Arrivé aux Essarts, (le village voisin de Bonnes), je dévalai la côte et heurtai les volets du restaurant de Monsieur Favrot. J’y retrouvai Karmann Arthur. J’ai été recueilli par sa famille. On me fit la fête et je pus enfin me restaurer. Quelques familles de Farébersviller (Kleinhentz Joseph, Schweitzer Joseph, Groutsch Edouard) séjournaient à Bonnes. Je me sentais moins dépaysé. Je trouvai du travail à la Taillandie chez l’entrepreneur- fermier, Castagna Gino et cela pendant 18 mois. Je ferrai les chevaux, emblavai les terres. Finalement, Karmann Rémy, Jean-Claude Arnould, Egloff Albert et moi-même, nous nous engageâmes le 15 septembre1944 dans les F.T .P . (Francs-Tireurs-Partisans). Nous avions dans un premier temps gardé la ligne S.N .C.F qui enjambe les ponts à Coutras.

Cette garde dura trois semaines. « Si vous vous engagez tous les quatre pour la durée de la guerre, vous aurez une promotion dans votre grade.» Je signai mon engagement dans le 126ème Régiment d’Infanterie stationné à Brive-la-Gaillarde. Je fus promu sergent. Nous y avons passé Noël et le 1er de l’An avant de débarquer le 6 janvier à Vesoul dans la neige. Un froid vif régnait sur les contrées de l’Est. Les Américains nous véhiculèrent dans les camions G.M .C par Obernai, Benfeld vers Rhinau.
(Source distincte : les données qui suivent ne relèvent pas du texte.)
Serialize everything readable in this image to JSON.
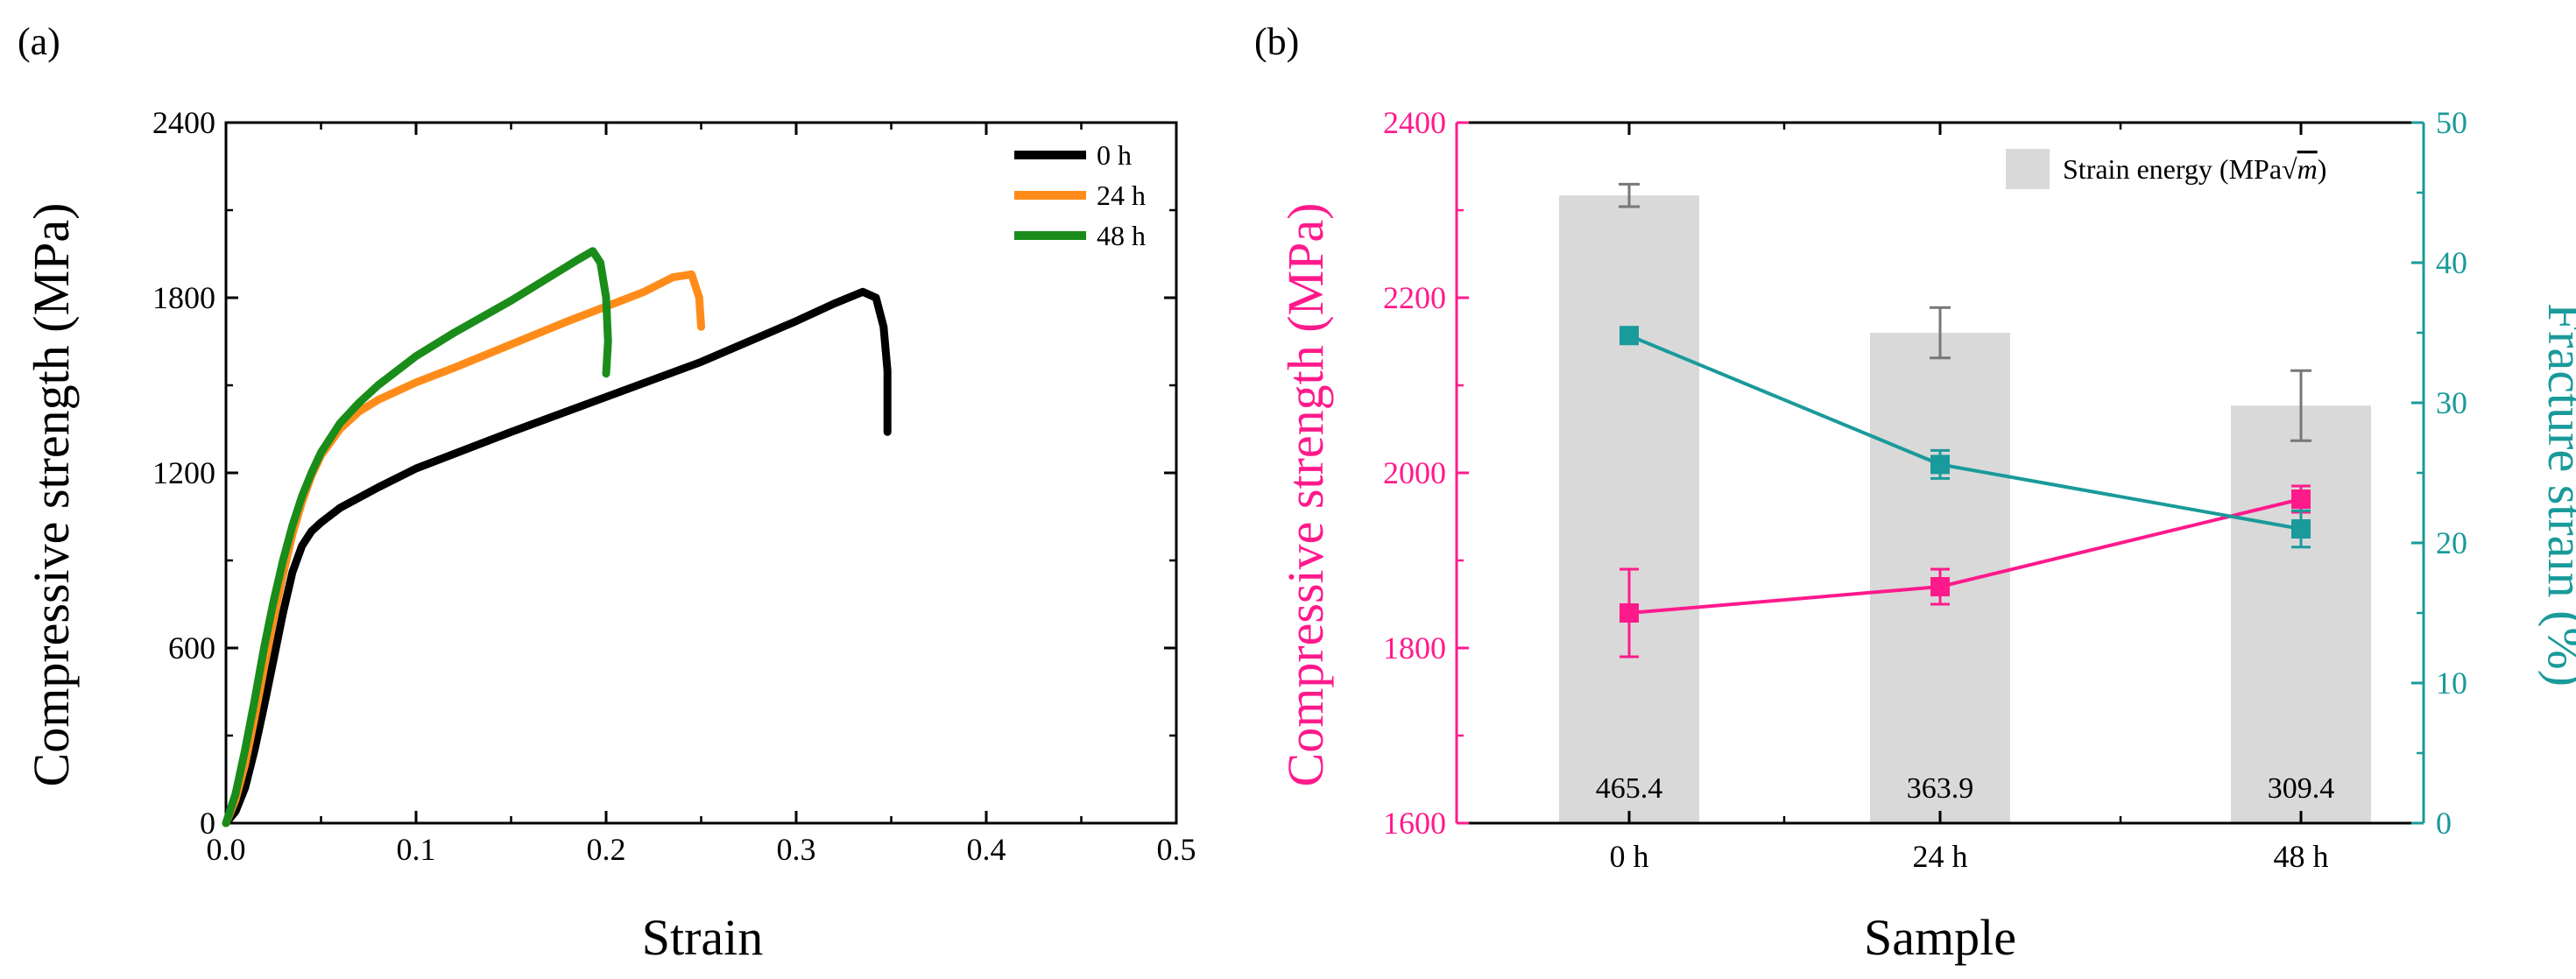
{
  "chart_data": [
    {
      "type": "line",
      "panel_label": "(a)",
      "title": "",
      "xlabel": "Strain",
      "ylabel": "Compressive strength (MPa)",
      "xlim": [
        0,
        0.5
      ],
      "ylim": [
        0,
        2400
      ],
      "x_ticks": [
        0.0,
        0.1,
        0.2,
        0.3,
        0.4,
        0.5
      ],
      "x_tick_labels": [
        "0.0",
        "0.1",
        "0.2",
        "0.3",
        "0.4",
        "0.5"
      ],
      "y_ticks": [
        0,
        600,
        1200,
        1800,
        2400
      ],
      "y_tick_labels": [
        "0",
        "600",
        "1200",
        "1800",
        "2400"
      ],
      "legend_position": "top-right",
      "series": [
        {
          "name": "0 h",
          "color": "#000000",
          "x": [
            0,
            0.005,
            0.01,
            0.015,
            0.02,
            0.025,
            0.03,
            0.035,
            0.04,
            0.045,
            0.05,
            0.06,
            0.08,
            0.1,
            0.15,
            0.2,
            0.25,
            0.3,
            0.32,
            0.335,
            0.342,
            0.346,
            0.348,
            0.348
          ],
          "y": [
            0,
            40,
            120,
            250,
            400,
            560,
            720,
            860,
            950,
            1000,
            1030,
            1080,
            1150,
            1215,
            1340,
            1460,
            1580,
            1720,
            1780,
            1820,
            1800,
            1700,
            1550,
            1340
          ]
        },
        {
          "name": "24 h",
          "color": "#ff8c1a",
          "x": [
            0,
            0.005,
            0.01,
            0.015,
            0.02,
            0.025,
            0.03,
            0.035,
            0.04,
            0.045,
            0.05,
            0.06,
            0.07,
            0.08,
            0.1,
            0.12,
            0.15,
            0.18,
            0.2,
            0.22,
            0.235,
            0.245,
            0.249,
            0.25
          ],
          "y": [
            0,
            80,
            200,
            360,
            530,
            700,
            850,
            990,
            1100,
            1190,
            1260,
            1350,
            1410,
            1450,
            1510,
            1560,
            1640,
            1720,
            1770,
            1820,
            1870,
            1880,
            1800,
            1700
          ]
        },
        {
          "name": "48 h",
          "color": "#1a8c1a",
          "x": [
            0,
            0.005,
            0.01,
            0.015,
            0.02,
            0.025,
            0.03,
            0.035,
            0.04,
            0.045,
            0.05,
            0.06,
            0.07,
            0.08,
            0.1,
            0.12,
            0.15,
            0.17,
            0.185,
            0.193,
            0.197,
            0.2,
            0.201,
            0.2
          ],
          "y": [
            0,
            100,
            250,
            420,
            600,
            760,
            900,
            1020,
            1120,
            1200,
            1270,
            1370,
            1440,
            1500,
            1600,
            1680,
            1790,
            1870,
            1930,
            1960,
            1920,
            1800,
            1650,
            1540
          ]
        }
      ]
    },
    {
      "type": "bar",
      "panel_label": "(b)",
      "title": "",
      "xlabel": "Sample",
      "ylabel": "Compressive strength (MPa)",
      "y2label": "Fracture strain (%)",
      "categories": [
        "0 h",
        "24 h",
        "48 h"
      ],
      "ylim": [
        1600,
        2400
      ],
      "y2lim": [
        0,
        50
      ],
      "y_ticks": [
        1600,
        1800,
        2000,
        2200,
        2400
      ],
      "y_tick_labels": [
        "1600",
        "1800",
        "2000",
        "2200",
        "2400"
      ],
      "y2_ticks": [
        0,
        10,
        20,
        30,
        40,
        50
      ],
      "y2_tick_labels": [
        "0",
        "10",
        "20",
        "30",
        "40",
        "50"
      ],
      "legend_position": "top-right",
      "legend_label": "Strain energy (MPa√m)",
      "legend_prefix": "Strain energy (MPa",
      "legend_root_symbol": "√",
      "legend_root_var": "m",
      "legend_suffix": ")",
      "bars": {
        "name": "Strain energy (MPa√m)",
        "color": "#d9d9d9",
        "values": [
          465.4,
          363.9,
          309.4
        ],
        "labels": [
          "465.4",
          "363.9",
          "309.4"
        ],
        "error_bars_in_fracture_strain_units": [
          0.8,
          1.8,
          2.5
        ],
        "heights_in_fracture_strain_units": [
          44.8,
          35.0,
          29.8
        ]
      },
      "series": [
        {
          "name": "Compressive strength",
          "axis": "left",
          "color": "#ff1a8c",
          "values": [
            1840,
            1870,
            1970
          ],
          "errors": [
            50,
            20,
            15
          ]
        },
        {
          "name": "Fracture strain",
          "axis": "right",
          "color": "#1a9a9a",
          "values": [
            34.8,
            25.6,
            21.0
          ],
          "errors": [
            0.5,
            1.0,
            1.3
          ]
        }
      ]
    }
  ]
}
La poche de Colmar venait d’être anéantie ; les Allemands s’étaient repliés derrière le Rhin. Acheminés par G.M .C, nous avons passé le Rhin sur un pont réalisé en boudins. Les planches s’enfonçaient dans l’eau du fleuve au fur et à mesure de l’avancée du véhicule, surtout au milieu du cours d’eau là où le courant était le plus insidieux. Faisant dévier sa ligne de flottaison, il induisit plus d’un chauffeur en erreur. Et quelques camions ont hélas basculé avec hommes et bagages dans les flots impétueux. Par Rulsheim et Germaschheim nous avons abouti à Karlsruhe qui brûlait. Puis, transitant par Ettlingen, nous sommes tombés sur une résistance acharnée à Rastatt. Notre Compagnie a eu quelques morts en assiégeant le vieux fort de Vauban. Le 8 mai 1945 m’a surpris à Baden-Baden.